Montag, 21. November, bis Sonntag, 27. November
  • US-Vizepräsident Dick Cheney hat die Kritiker des Irak-Krieges erneut hart angegriffen. Cheney sagte am 21. Nov. in einer Rede in Washington, wer den Vorwurf erhebe, die Regierung habe vor dem Krieg gezielt die Geheimdienstinformationen manipuliert, mache sich eines "Revisionimus der korruptesten und schamlosesten Sorte" schuldig. Die Mängel in den Geheimdienstdaten seien im Nachhinein mehr als offensichtlich, räumte Cheney mit Blick auf die niemals gefundenen irakischen Massenvernichtungswaffen ein. Doch seien die Vorwürfe, dass diese Daten von US-Präsident George W. Bush "verzerrt, aufgebauscht oder fabriziert" worden seien, "völlig falsch".
  • Bei einem Autobombenanschlag nördlich von Bagdad sind am Morgen des 21. Nov. nach Polizeiangaben vier Zivilisten getötet und zehn weitere verletzt worden. Das Auto explodierte demnach in Kanaan bei Baakuba, als ein Konvoi der US-Armee vorbeifuhr. Der Militärkonvoi sei nicht getroffen worden.
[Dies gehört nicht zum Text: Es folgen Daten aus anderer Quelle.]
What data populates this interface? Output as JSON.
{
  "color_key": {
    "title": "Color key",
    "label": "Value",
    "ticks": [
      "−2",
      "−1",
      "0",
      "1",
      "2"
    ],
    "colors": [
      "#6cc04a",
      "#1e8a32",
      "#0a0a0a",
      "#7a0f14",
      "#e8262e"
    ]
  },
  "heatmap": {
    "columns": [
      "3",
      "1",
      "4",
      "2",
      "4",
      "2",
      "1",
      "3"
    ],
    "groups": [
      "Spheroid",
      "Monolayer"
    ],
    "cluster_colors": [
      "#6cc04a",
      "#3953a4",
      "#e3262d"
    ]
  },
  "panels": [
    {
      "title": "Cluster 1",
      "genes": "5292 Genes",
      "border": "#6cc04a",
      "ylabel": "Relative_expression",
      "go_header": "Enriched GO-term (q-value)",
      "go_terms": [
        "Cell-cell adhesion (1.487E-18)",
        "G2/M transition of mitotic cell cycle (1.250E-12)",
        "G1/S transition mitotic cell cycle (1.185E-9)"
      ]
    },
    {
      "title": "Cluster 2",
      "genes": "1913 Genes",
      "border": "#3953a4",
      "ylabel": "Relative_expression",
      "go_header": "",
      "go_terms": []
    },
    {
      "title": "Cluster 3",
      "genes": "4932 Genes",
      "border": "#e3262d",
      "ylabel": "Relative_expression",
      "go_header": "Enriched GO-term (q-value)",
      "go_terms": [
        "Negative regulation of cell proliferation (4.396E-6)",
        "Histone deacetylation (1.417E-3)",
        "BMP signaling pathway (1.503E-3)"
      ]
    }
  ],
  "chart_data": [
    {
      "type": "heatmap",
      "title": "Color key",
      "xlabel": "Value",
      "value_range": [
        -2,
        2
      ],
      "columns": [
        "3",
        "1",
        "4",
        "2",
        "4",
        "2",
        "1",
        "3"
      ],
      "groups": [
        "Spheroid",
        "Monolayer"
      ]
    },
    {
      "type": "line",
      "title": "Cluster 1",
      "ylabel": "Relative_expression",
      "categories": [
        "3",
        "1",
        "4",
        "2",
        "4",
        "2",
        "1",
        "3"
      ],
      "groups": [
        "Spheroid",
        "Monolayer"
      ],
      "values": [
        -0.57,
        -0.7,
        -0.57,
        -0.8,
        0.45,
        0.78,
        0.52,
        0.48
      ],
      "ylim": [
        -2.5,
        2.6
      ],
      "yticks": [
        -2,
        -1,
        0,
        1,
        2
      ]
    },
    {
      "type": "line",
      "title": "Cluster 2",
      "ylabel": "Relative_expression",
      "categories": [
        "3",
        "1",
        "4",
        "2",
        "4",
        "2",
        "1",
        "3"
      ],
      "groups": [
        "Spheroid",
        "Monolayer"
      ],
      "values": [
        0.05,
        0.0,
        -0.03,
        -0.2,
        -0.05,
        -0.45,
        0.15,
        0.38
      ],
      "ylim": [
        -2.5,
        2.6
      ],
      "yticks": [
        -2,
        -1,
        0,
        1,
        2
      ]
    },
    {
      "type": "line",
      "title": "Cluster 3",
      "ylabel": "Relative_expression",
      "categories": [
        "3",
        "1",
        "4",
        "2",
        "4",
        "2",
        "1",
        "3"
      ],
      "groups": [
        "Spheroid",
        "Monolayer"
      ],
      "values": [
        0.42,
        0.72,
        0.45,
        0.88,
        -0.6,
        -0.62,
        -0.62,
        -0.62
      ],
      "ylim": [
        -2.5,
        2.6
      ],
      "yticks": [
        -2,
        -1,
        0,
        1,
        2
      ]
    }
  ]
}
  • Beim irrtümlichen Beschuss ihres Fahrzeugs durch US-Soldaten sind am 21. Nov. fünf Mitglieder einer irakischen Familie getötet worden. Die Soldaten hätten das Feuer an einer Straßensperre vor einem US-Stützpunkt nahe Baakuba eröffnet, teilte die Provinzpolizei von Dijala mit. Zwei Männer und drei Kleinkinder seien getötet, zwei Frauen und ein weiteres Kind verletzt worden.
  • Bei einem Vorbereitungstreffen zur geplanten Versöhnungskonferenz für den Irak haben Vertreter der irakischen Volksgruppen am 21. Nov. einen Zeitplan für den Abzug der ausländischen Truppen aus dem Land gefordert. Der Generalsekretär der Arabischen Liga, Amr Mussa, verlas zum Abschluss des dreitägigen Treffens in Kairo eine Erklärung, in der zugleich Terroranschläge auf Zivilisten verurteilt wurden. Die Arabische Liga strebt an, die Versöhnungskonferenz in der letzten Februarwoche in Bagdad abzuhalten.
  • Eine Veranstaltung mit dem US-Botschafter im Irak, Zalmay Khalilzad, ist am 22. Nov. Ziel eines Granatenanschlags geworden. Der Sprengkörper explodierte, als Khalilzad der Zeremonie zur Übergabe von Saddam Husseins ehemaligem Palastkomplex in der Stadt Tikrit an das irakische Volk beiwohnte, wie ein AFP-Korrespondent berichtete. Ein Mensch sei dabei leicht verletzt worden. Die Granate schlug nahe des Veranstaltungsorts ein und löste unter den Gästen Panik aus. Der Palast des früheren Präsidenten Saddam Hussein hatte seit dessen Sturz im April 2003 der US-Armee als Stützpunkt gedient.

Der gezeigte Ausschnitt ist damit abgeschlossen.